Haiti in crisis as protesters prevent election

ABLAZE: A protester reacts in front of a pile of burning tires during a demonstration as thousands of protesters took to the streets of Port-au-Prince, Haiti, 23 January 2016. Gun shots were heard and tear gas was shot by riot police as protesters threw stones at the police and set tires on fire. The demonstrations continued despite the fact that Haitian officials have cancelled the presidential run-off election scheduled for 24 January, just days ahead of the vote
ABLAZE: A protester reacts in front of a pile of burning tires during a demonstration as thousands of protesters took to the streets of Port-au-Prince, Haiti, 23 January 2016. Gun shots were heard and tear gas was shot by riot police as protesters threw stones at the police and set tires on fire. The demonstrations continued despite the fact that Haitian officials have cancelled the presidential run-off election scheduled for 24 January, just days ahead of the vote
Stone-throwing protesters stoked Haiti’s political crisis on Saturday, a day after they forced the Caribbean nation to call off a presidential election and despite calls for consensus from global powers.

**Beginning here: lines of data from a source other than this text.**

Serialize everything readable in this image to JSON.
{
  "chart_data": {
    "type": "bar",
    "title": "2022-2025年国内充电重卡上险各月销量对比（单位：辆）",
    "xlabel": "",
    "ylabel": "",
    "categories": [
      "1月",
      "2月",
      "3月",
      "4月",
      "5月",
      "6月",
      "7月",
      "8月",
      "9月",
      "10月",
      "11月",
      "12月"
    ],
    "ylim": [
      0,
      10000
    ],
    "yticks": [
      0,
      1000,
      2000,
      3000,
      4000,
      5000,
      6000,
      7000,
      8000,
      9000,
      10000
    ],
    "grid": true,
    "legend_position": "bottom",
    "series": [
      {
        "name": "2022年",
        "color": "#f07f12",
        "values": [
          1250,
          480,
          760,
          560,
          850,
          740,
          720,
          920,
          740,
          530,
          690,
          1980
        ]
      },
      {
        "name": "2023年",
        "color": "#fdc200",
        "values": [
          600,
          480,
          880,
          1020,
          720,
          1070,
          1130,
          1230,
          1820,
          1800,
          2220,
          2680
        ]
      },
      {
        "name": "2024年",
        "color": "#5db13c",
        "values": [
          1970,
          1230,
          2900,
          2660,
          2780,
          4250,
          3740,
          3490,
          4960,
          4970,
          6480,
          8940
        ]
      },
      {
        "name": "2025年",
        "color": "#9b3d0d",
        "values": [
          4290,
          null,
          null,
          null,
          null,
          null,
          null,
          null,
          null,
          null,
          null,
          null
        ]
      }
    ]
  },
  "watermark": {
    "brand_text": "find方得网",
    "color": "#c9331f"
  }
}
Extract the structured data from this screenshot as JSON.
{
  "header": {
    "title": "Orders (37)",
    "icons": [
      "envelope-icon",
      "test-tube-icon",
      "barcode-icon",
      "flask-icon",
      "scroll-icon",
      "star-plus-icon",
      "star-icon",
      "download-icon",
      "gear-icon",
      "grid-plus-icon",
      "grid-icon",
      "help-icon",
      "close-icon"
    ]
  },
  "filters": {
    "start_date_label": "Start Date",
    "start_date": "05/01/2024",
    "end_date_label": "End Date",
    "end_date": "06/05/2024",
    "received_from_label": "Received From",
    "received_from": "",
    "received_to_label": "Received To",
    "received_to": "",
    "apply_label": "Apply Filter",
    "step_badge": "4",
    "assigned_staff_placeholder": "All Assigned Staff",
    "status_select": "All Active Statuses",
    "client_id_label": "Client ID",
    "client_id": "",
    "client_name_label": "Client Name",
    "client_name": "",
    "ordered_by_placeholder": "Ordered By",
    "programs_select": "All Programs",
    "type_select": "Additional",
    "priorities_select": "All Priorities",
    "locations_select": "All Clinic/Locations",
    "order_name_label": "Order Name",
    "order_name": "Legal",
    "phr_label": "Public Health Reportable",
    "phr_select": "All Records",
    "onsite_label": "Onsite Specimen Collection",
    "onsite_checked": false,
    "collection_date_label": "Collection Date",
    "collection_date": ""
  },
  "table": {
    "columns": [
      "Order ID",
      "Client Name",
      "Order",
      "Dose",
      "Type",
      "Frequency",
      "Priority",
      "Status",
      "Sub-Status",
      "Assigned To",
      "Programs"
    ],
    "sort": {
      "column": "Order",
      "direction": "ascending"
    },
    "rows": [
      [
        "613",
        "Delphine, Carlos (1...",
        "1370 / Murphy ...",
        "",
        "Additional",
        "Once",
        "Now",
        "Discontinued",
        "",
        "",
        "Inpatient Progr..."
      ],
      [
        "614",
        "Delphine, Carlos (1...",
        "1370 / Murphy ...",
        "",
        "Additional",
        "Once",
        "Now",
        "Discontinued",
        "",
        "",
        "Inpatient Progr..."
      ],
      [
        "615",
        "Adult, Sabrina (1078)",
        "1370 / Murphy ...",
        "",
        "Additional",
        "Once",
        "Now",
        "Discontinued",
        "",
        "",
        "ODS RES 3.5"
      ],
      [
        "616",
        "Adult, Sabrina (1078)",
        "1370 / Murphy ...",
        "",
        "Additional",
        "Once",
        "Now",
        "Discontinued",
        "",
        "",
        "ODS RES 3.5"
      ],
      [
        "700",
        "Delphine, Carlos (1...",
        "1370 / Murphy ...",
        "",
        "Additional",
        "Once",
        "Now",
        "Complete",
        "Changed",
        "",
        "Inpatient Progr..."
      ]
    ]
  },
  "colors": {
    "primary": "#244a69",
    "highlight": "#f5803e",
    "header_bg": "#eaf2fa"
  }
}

Haiti was due to choose a replacement for President Michel Martelly in a run-off vote yesterday, but the two-man race was postponed indefinitely after opposition candidate Jude Celestin refused to participate citing alleged fraud, a move that led to anti-government protests and violence nationally.

Martelly says the fraud claims are unfounded but critics believe he unfairly favoured his chosen successor, banana exporter Jovenel Moise, and some are demanding that Haiti, the poorest country in the Western hemisphere, start its $100-million (R1.6-billion) election again from scratch.

Striking a defiant note, Moise criticised the election council for postponing a vote he was confident of winning, and said he was ready to stand whenever a new date was set.

The United Nations joined the United States and other major powers that had supported the election in denouncing the violence and called for a negotiated solution that leads to a new vote.

About a thousand protesters snaked through the capital Port-au-Prince’s downtown, a district still largely in ruins after a devastating 2010 earthquake.

Soldiers from Haiti’s UN peacekeeping mission patrolled the streets.

Martelly is due to leave office in two weeks and Haiti may need an interim body to see the country through to the next election, but he and different opposition leaders will struggle to agree on the contours of such an administration.

Haiti has been unable to build a stable democracy since the overthrow of the 1957-1986 dictatorship of the Duvalier family and ensuing military coups and election fraud.

The protestors, from the capital’s poorest neighbourhoods, deeply oppose Martelly’s business-friendly reign, which they say was artificially propped-up by foreign powers.

Protest leader Volcy Assad’s Platform Pitit Dessalines party and others with links to former President Jean-Bertrand Aristide’s left-wing movement are prepared to see both rounds of the election annulled, giving themselves another shot at the presidency.

Second-place Celestin, on the other hand, is likely to want to maintain his advantage and quickly organise a clean runoff vote.

UN Secretary General Ban Ki-moon condemned this weeks’ violence and was concerned by the delay to the election.